Gong S, Sanchez M, Nussenzweig M C
Laboratory of Molecular Immunology, Howard Hughes Medical Institute, Rockefeller University, New York 10021, USA.
J Exp Med. 1996 Dec 1;184(6):2079-84. doi: 10.1084/jem.184.6.2079.

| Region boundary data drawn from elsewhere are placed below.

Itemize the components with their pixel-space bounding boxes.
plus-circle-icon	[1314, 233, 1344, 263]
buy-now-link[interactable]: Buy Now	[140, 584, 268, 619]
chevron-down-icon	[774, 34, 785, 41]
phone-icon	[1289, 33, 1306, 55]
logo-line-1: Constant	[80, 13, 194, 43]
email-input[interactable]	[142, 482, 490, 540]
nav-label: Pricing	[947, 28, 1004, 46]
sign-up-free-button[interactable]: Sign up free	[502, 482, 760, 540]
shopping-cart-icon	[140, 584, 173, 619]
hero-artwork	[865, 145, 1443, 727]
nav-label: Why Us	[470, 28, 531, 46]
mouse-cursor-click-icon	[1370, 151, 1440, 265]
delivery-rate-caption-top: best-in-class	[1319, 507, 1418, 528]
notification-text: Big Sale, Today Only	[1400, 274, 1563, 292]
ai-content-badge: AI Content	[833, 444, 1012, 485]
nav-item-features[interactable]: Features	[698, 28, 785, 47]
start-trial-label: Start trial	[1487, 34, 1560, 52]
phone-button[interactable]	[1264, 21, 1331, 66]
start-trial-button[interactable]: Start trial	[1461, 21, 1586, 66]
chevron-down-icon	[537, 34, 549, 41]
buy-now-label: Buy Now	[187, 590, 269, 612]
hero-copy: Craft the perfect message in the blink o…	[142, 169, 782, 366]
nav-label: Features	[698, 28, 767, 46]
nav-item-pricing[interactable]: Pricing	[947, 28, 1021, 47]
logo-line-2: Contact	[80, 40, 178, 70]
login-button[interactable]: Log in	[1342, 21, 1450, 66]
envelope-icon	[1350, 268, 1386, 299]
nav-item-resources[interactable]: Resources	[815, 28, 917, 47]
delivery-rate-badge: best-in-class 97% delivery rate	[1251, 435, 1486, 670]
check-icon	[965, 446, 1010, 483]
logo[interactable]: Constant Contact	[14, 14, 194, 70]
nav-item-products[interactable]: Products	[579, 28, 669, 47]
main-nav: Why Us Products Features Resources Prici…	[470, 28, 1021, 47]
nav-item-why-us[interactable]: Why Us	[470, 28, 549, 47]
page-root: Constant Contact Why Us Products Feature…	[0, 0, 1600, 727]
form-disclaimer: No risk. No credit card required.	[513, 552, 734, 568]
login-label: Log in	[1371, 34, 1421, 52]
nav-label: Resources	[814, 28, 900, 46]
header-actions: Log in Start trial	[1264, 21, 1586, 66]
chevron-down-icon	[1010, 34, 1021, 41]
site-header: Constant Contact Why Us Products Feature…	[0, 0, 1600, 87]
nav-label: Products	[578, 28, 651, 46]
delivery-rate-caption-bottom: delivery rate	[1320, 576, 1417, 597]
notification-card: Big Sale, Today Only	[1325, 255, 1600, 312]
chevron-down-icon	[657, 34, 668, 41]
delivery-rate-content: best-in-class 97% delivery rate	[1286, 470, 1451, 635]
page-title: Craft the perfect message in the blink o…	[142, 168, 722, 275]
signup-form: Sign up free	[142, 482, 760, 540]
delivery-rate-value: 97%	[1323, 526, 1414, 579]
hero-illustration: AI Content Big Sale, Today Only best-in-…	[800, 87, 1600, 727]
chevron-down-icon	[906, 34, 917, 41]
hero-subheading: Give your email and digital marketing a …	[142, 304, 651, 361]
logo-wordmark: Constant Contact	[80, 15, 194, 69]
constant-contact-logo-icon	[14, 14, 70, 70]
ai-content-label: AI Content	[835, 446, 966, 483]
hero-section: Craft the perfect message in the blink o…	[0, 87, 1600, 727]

The pre-B cell receptor is a key checkpoint regulator in developing B cells. Early events that are controlled by the pre-B cell receptor include positive selection for cells express membrane immunoglobulin heavy chains and negative selection against cells expressing truncated immunoglobulins that lack a complete variable region (D mu). Positive selection is known to be mediated by membrane immunoglobulin heavy chains through Ig alpha-Ig beta, whereas the mechanism for counterselection against D mu has not been determined. We have examined the role of the Ig alpha-Ig beta signal transducers in counterselection against D mu using mice that lack Ig beta. We found that D mu expression is not selected against in developing B cells in Ig beta mutant mice. Thus, the molecular mechanism for counterselection against D mu in pre-B cells resembles positive selection in that it requires interaction between mD mu and Ig alpha-Ig beta.

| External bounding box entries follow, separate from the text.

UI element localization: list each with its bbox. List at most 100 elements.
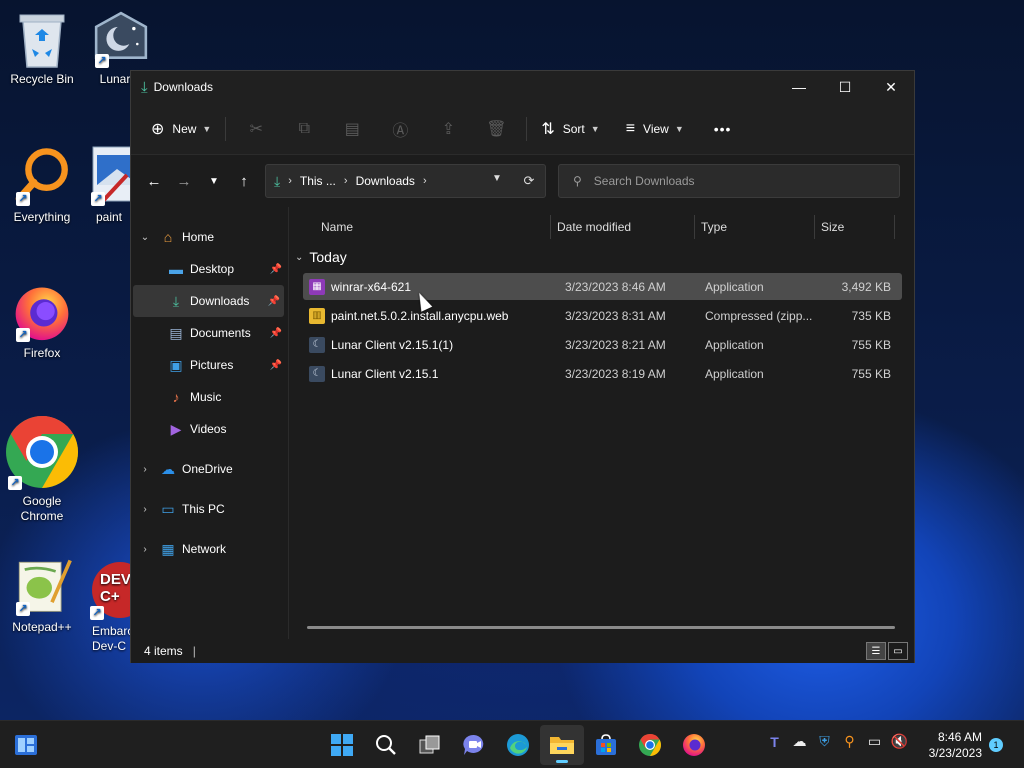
- desktop-icon-paint[interactable]: ↗ paint: [86, 146, 132, 225]
- chevron-down-icon[interactable]: ⌄: [131, 232, 159, 243]
- desktop-icon-notepad-plus-plus[interactable]: ↗ Notepad++: [0, 554, 84, 635]
- shortcut-arrow-icon: ↗: [90, 606, 104, 620]
- sort-button[interactable]: ⇅ Sort ▼: [533, 113, 607, 145]
- search-box[interactable]: ⚲: [558, 164, 900, 198]
- share-button[interactable]: ⇪: [424, 113, 472, 145]
- delete-button[interactable]: 🗑: [472, 113, 520, 145]
- refresh-button[interactable]: ⟳: [513, 173, 545, 189]
- chat-button[interactable]: [452, 725, 496, 765]
- sidebar-item-label: Documents: [190, 326, 251, 340]
- group-header-today[interactable]: ⌄ Today: [289, 243, 914, 271]
- sidebar-item-videos[interactable]: ▶ Videos: [131, 413, 288, 445]
- sidebar-item-this-pc[interactable]: › ▭ This PC: [131, 493, 288, 525]
- cut-button[interactable]: ✂: [232, 113, 280, 145]
- file-date: 3/23/2023 8:19 AM: [565, 366, 666, 381]
- recent-locations-button[interactable]: ▼: [199, 166, 229, 196]
- address-bar[interactable]: ⤓ › This ... › Downloads › ▼ ⟳: [265, 164, 546, 198]
- system-tray: T ☁ ⛨ ⚲ ▭ 🔇: [762, 733, 912, 750]
- winrar-archive-icon: ▦: [309, 278, 325, 295]
- breadcrumb-this-pc[interactable]: This ...: [300, 174, 336, 188]
- clock[interactable]: 8:46 AM 3/23/2023: [920, 729, 982, 761]
- sidebar-item-downloads[interactable]: ⤓ Downloads 📌: [133, 285, 284, 317]
- minimize-button[interactable]: —: [776, 71, 822, 103]
- breadcrumb-chevron-icon: ›: [422, 175, 427, 187]
- security-shield-icon[interactable]: ⛨: [812, 733, 837, 750]
- sidebar-item-music[interactable]: ♪ Music: [131, 381, 288, 413]
- tiles-view-button[interactable]: ▭: [888, 642, 908, 660]
- group-label: Today: [309, 249, 347, 265]
- chevron-right-icon[interactable]: ›: [131, 464, 159, 475]
- everything-search-icon: ↗: [12, 146, 72, 206]
- sidebar-item-documents[interactable]: ▤ Documents 📌: [131, 317, 288, 349]
- sidebar-item-network[interactable]: › ▦ Network: [131, 533, 288, 565]
- maximize-button[interactable]: ☐: [822, 71, 868, 103]
- notification-badge[interactable]: 1: [989, 738, 1003, 752]
- edge-taskbar-button[interactable]: [496, 725, 540, 765]
- search-input[interactable]: [593, 174, 874, 188]
- desktop-icon-embarcadero-dev-cpp[interactable]: DEV C+ ↗ Embarc Dev-C: [86, 558, 130, 654]
- rename-button[interactable]: Ⓐ: [376, 113, 424, 145]
- speaker-muted-icon[interactable]: 🔇: [887, 733, 912, 750]
- paste-button[interactable]: ▤: [328, 113, 376, 145]
- sidebar-item-onedrive[interactable]: › ☁ OneDrive: [131, 453, 288, 485]
- lunar-client-icon: ☾: [309, 365, 325, 382]
- chrome-taskbar-button[interactable]: [628, 725, 672, 765]
- microsoft-store-button[interactable]: [584, 725, 628, 765]
- new-button[interactable]: ⊕ New ▼: [143, 113, 219, 145]
- sidebar-item-desktop[interactable]: ▬ Desktop 📌: [131, 253, 288, 285]
- firefox-taskbar-button[interactable]: [672, 725, 716, 765]
- command-bar: ⊕ New ▼ ✂ ⧉ ▤ Ⓐ ⇪ 🗑 ⇅ Sort ▼ ≡ View ▼ ••…: [131, 103, 914, 155]
- forward-button[interactable]: →: [169, 166, 199, 196]
- file-name: winrar-x64-621: [331, 279, 412, 294]
- file-row[interactable]: ☾ Lunar Client v2.15.1 3/23/2023 8:19 AM …: [303, 360, 902, 387]
- sidebar-item-label: Home: [182, 230, 215, 244]
- onedrive-cloud-icon[interactable]: ☁: [787, 733, 812, 750]
- everything-tray-icon[interactable]: ⚲: [837, 733, 862, 750]
- clock-date: 3/23/2023: [928, 746, 982, 760]
- pin-icon: 📌: [267, 295, 280, 307]
- file-type: Application: [705, 279, 764, 294]
- up-button[interactable]: ↑: [229, 166, 259, 196]
- column-header-size[interactable]: Size: [815, 215, 895, 239]
- downloads-icon: ⤓: [141, 78, 148, 96]
- search-button[interactable]: [364, 725, 408, 765]
- view-lines-icon: ≡: [625, 119, 636, 137]
- sidebar-item-home[interactable]: ⌄ ⌂ Home: [131, 221, 288, 253]
- view-button[interactable]: ≡ View ▼: [618, 113, 692, 145]
- start-button[interactable]: [320, 725, 364, 765]
- details-view-button[interactable]: ☰: [866, 642, 886, 660]
- more-options-button[interactable]: •••: [706, 113, 740, 145]
- file-list: Name Date modified Type Size ⌄ Today ▦ wi…: [289, 207, 914, 639]
- desktop-icon-recycle-bin[interactable]: Recycle Bin: [0, 8, 84, 87]
- back-button[interactable]: ←: [139, 166, 169, 196]
- address-history-button[interactable]: ▼: [481, 173, 513, 189]
- file-explorer-taskbar-button[interactable]: [540, 725, 584, 765]
- breadcrumb-downloads[interactable]: Downloads: [356, 174, 415, 188]
- close-button[interactable]: ✕: [868, 71, 914, 103]
- column-header-date-modified[interactable]: Date modified: [551, 215, 695, 239]
- title-bar[interactable]: ⤓ Downloads — ☐ ✕: [131, 71, 914, 103]
- column-header-name[interactable]: Name: [289, 215, 551, 239]
- arrow-right-icon: →: [176, 172, 192, 190]
- toolbar-divider: [526, 116, 528, 141]
- recycle-bin-icon: [12, 8, 72, 68]
- desktop-icon-firefox[interactable]: ↗ Firefox: [0, 282, 84, 361]
- column-header-type[interactable]: Type: [695, 215, 815, 239]
- task-view-button[interactable]: [408, 725, 452, 765]
- copy-button[interactable]: ⧉: [280, 113, 328, 145]
- file-row[interactable]: ▦ winrar-x64-621 3/23/2023 8:46 AM Applic…: [303, 273, 902, 300]
- sidebar-item-pictures[interactable]: ▣ Pictures 📌: [131, 349, 288, 381]
- desktop-icon-google-chrome[interactable]: ↗ Google Chrome: [0, 414, 84, 524]
- network-display-icon[interactable]: ▭: [862, 733, 887, 750]
- file-row[interactable]: ▥ paint.net.5.0.2.install.anycpu.web 3/23…: [303, 302, 902, 329]
- widgets-button[interactable]: [14, 734, 38, 756]
- new-label: New: [172, 121, 197, 136]
- file-row[interactable]: ☾ Lunar Client v2.15.1(1) 3/23/2023 8:21 …: [303, 331, 902, 358]
- teams-icon[interactable]: T: [762, 734, 787, 750]
- share-icon: ⇪: [441, 120, 456, 138]
- desktop-icon-everything[interactable]: ↗ Everything: [0, 146, 84, 225]
- chevron-right-icon[interactable]: ›: [131, 544, 159, 555]
- horizontal-scrollbar[interactable]: [307, 626, 895, 629]
- rename-icon: Ⓐ: [392, 122, 409, 140]
- chevron-right-icon[interactable]: ›: [131, 504, 159, 515]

前B细胞受体是发育中B细胞的关键检查点调节因子。由前B细胞受体控制的早期事件包括对表达膜免疫球蛋白重链的细胞进行阳性选择,以及对表达缺乏完整可变区(Dμ)的截短免疫球蛋白的细胞进行阴性选择。已知阳性选择是由膜免疫球蛋白重链通过Igα-Igβ介导的,而针对Dμ的反选择机制尚未确定。我们使用缺乏Igβ的小鼠研究了Igα-Igβ信号转导分子在针对Dμ的反选择中的作用。我们发现,在Igβ突变小鼠发育中的B细胞中,Dμ表达不会被反选择。因此,前B细胞中针对Dμ的反选择分子机制与阳性选择相似,因为它需要mDμ与Igα-Igβ之间的相互作用。